L'élément moral des infractions en droit pénal des affaires est souvent présumé par les juridictions comme résultant de la simple caractérisation de l'élément matériel. Est-ce, selon vous, conforme à l'esprit de l'article 121-3 alinéa 1 du code pénal ? Globalement, la jurisprudence n'interprète-t-elle pas les textes d'incrimination un peu comme elle le veut, pour des raisons d'opportunité de la répression ?


Ce sont deux questions différentes. Je ne considère pas que l’élément moral est présumé en droit pénal des affaires (en tout cas, davantage présumé qu’en droit commun, où il est souvent présumé que celui qui détient un objet volé connaît sa provenance et doit donc être condamné pour recel). Les juridictions se livrent parfois à une analyse fonctionnelle (par exemple, elles considèrent qu’un dirigeant de société est tenu de connaître les règles qui s’appliquent au fonctionnement d’une société), mais en l’absence de cette analyse, l’élément moral serait souvent impossible à prouver. Les cas où ce type de quasi-présomption est choquant sont généralement des cas où une défense peut effectivement être présentée sur ce point. Effectivement, la jurisprudence interprète les textes à peu près comme elle le veut, pour des raisons qui lui appartiennent. J’ignore s’il y a une logique d’opportunité, d’efficacité, ou de crédibilité à y rechercher. À titre personnel, si je ne suis pas favorable à la mécanisation de la justice et reste très attaché à l’humanité des décisions, je pense que la jurisprudence aurait beaucoup à gagner à effectuer un travail statistique au niveau des juridictions, des services, et même des juges individuellement (ce qui est aujourd’hui interdit). Il n’est pas acceptable que la nature d’une décision dépende au premier chef de l’identité du juge chargé de la rendre, alors que c’est manifestement le cas aujourd’hui dans de nombreuses situations, sans que cela semble gêner qui que ce soit. Les prévenus ne s’y trompent pas : la première question qu’ils posent, avant leur défèrement ou leur comparution, est le nom du juge ou du Président en charge de leur affaire.

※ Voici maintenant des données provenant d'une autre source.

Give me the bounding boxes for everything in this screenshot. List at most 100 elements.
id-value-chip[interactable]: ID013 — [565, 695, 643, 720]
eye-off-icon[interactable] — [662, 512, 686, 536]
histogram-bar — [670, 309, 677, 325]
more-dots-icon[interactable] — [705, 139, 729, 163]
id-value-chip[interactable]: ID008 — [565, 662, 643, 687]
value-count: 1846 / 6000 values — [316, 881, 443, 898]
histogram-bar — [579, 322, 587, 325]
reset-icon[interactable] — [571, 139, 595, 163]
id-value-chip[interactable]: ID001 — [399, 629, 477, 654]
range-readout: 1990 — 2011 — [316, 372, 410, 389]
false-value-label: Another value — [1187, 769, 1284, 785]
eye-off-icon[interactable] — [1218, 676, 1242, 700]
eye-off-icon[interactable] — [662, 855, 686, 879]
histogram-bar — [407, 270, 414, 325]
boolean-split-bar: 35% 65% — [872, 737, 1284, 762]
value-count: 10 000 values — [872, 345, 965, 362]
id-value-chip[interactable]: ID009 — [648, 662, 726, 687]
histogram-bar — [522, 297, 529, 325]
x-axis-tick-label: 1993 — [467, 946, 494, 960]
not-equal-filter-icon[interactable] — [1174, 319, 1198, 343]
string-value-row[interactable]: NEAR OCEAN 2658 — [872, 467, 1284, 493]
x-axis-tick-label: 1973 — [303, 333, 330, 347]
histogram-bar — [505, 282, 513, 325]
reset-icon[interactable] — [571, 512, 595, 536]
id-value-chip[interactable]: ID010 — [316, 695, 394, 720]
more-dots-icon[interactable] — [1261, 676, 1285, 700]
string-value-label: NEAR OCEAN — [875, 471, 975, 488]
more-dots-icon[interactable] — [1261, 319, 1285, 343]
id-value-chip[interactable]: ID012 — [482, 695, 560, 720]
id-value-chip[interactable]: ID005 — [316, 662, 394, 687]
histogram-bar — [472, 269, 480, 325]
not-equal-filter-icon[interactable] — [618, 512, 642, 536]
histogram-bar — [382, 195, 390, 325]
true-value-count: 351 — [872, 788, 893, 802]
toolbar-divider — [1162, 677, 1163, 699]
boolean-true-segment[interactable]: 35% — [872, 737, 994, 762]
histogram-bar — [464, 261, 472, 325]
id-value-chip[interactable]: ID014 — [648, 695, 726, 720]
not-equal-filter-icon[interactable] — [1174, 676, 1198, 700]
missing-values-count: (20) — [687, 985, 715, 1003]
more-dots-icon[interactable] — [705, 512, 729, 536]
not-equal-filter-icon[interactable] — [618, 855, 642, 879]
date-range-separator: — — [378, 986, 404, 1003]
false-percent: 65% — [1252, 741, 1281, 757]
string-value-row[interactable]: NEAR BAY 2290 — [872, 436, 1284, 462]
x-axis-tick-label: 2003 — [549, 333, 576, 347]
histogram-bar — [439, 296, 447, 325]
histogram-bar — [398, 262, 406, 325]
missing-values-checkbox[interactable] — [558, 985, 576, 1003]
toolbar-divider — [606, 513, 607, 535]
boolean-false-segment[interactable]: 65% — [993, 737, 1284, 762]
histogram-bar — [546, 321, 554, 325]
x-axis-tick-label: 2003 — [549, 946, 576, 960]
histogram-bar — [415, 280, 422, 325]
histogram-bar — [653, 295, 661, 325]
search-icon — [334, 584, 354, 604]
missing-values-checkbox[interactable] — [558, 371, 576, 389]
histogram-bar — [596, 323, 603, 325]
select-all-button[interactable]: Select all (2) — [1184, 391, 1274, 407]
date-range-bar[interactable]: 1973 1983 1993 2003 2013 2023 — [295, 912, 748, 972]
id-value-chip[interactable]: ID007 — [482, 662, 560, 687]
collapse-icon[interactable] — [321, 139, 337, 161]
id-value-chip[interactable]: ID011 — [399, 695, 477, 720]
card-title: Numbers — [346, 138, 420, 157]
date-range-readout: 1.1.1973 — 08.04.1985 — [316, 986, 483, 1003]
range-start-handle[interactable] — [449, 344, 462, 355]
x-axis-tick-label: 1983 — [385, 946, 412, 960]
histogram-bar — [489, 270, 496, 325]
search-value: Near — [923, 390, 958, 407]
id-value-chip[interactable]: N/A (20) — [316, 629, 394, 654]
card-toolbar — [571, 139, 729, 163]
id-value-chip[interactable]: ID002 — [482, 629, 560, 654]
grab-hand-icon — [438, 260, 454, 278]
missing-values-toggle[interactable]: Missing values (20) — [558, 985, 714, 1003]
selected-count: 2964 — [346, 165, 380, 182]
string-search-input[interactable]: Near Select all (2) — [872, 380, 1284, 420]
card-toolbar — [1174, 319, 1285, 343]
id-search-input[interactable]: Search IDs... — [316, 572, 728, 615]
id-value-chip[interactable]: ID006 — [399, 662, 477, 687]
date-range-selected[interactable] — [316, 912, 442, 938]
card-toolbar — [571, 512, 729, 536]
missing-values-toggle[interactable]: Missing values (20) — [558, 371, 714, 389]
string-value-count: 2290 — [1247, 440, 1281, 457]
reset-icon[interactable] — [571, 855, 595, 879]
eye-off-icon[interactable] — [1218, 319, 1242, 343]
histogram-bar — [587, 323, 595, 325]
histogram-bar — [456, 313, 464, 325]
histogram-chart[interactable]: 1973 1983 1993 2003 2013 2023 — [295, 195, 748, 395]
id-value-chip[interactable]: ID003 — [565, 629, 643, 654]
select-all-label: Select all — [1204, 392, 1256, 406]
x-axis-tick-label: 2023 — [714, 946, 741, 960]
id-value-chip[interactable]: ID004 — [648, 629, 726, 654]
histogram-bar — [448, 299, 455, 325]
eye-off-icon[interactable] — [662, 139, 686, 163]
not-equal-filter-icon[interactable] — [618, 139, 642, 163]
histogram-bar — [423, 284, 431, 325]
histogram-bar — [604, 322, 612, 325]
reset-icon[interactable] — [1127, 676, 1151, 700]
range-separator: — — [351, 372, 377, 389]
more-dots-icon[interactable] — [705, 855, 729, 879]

Et s’il est tentant de répondre que l’identité du juge importe peu et que seul compte le dossier, c’est malheureusement faux.

L'hyper-spécialisation du traitement judiciaire dans certains domaines, notamment avec la création du PNF et du PNAT, et celle annoncée d'un parquet dédié aux infractions relatives au droit du sport, est-elle une bonne chose ?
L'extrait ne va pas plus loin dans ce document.